Static characteristics of a biomimetic robot module driven by water hydraulic artificial muscles resisted with helical spring

Soft modular biomimetic robots, driven by flexible actuators, are extensively used in various fields due to their excellent flexibility, environmental adaptability, and isomorphism. However, existing flexible modules typically possess no more than two degrees of freedom for structural limitations. This paper proposes a biomimetic robot module supported by a spring and actuated by water hydraulic artificial muscles (WHAMs). Combining the mechanical properties of WHAMs and spring, the static model of the soft module was established by force balance method. Moreover, the contraction force coefficient and contraction ratio coefficient of WHAMs were identified through the static characteristics test. The rod length coefficient and stress coefficient of the spring were also identified through the spring bending test. The errors between the experimental results and the model are analyzed and discussed, uncovering the main reasons.
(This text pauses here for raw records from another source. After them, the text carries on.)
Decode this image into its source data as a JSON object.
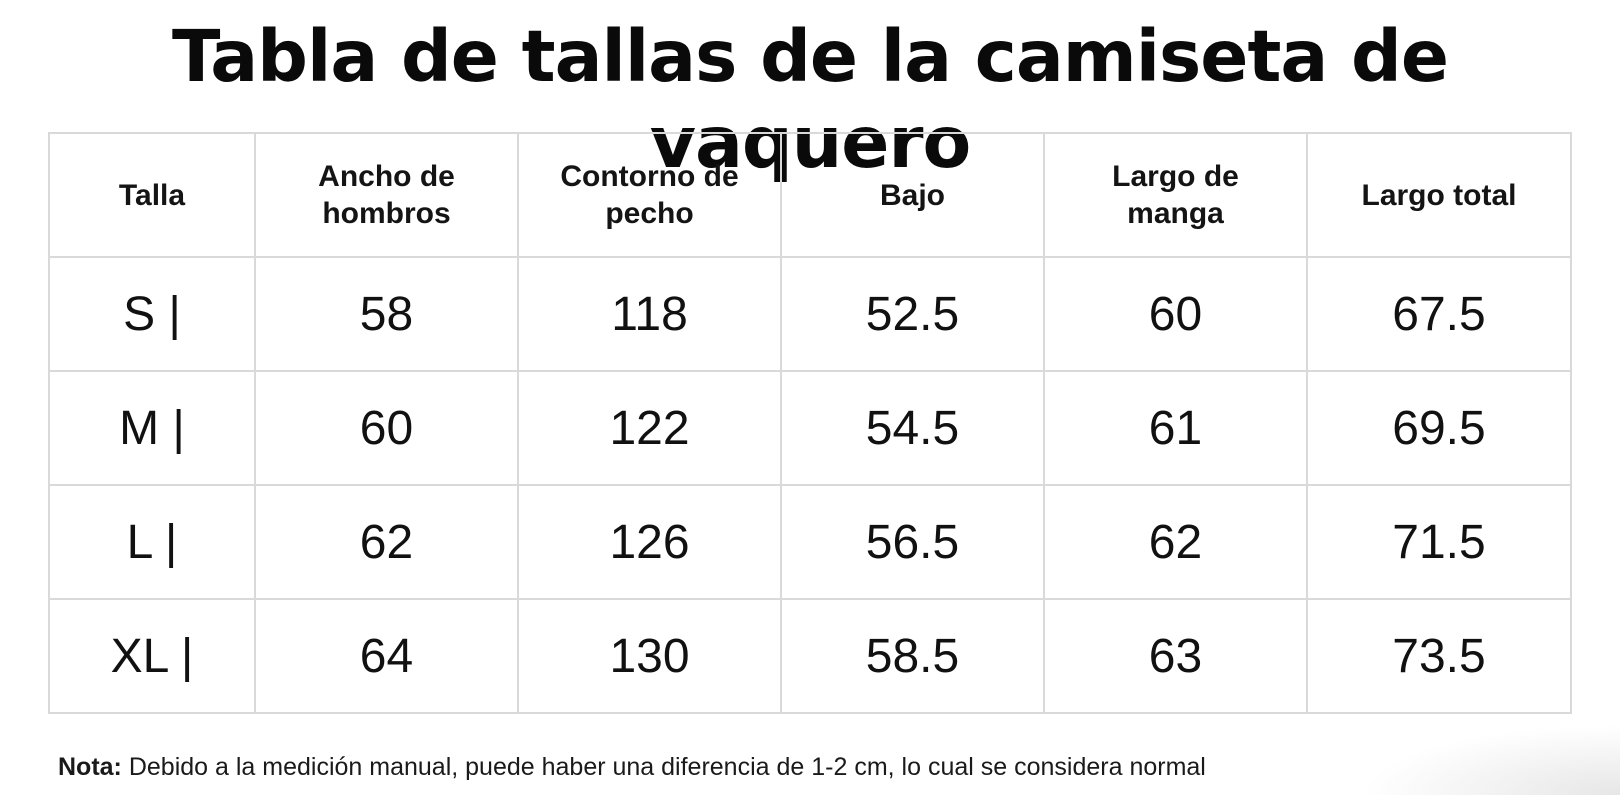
{
  "title": "Tabla de tallas de la camiseta de vaquero",
  "table": {
    "headers": [
      "Talla",
      "Ancho de hombros",
      "Contorno de pecho",
      "Bajo",
      "Largo de manga",
      "Largo total"
    ],
    "rows": [
      [
        "S |",
        "58",
        "118",
        "52.5",
        "60",
        "67.5"
      ],
      [
        "M |",
        "60",
        "122",
        "54.5",
        "61",
        "69.5"
      ],
      [
        "L |",
        "62",
        "126",
        "56.5",
        "62",
        "71.5"
      ],
      [
        "XL |",
        "64",
        "130",
        "58.5",
        "63",
        "73.5"
      ]
    ]
  },
  "note": {
    "label": "Nota:",
    "text": " Debido a la medición manual, puede haber una diferencia de 1-2 cm, lo cual se considera normal"
  }
}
The influence of spring pre-compression, spring elasticity coefficient, initial working pressure of WHAM, and the installation distance of WHAM on the motion space of module were analyzed and discussed. This work serves as a guide for the structural design of flexible modules to meet specific requirements and lays the foundation for future research on integrated flexible biomimetic robots driven by WHAMs. [Display omitted] •Mechanical modeling of spring subjected to simultaneous axial load and bending moment.•Mechanical modeling of unidirectional deflection of modules based on symmetric variation of working pressure of WHAMs.•The effect of relevant factors on module movement is analyzed.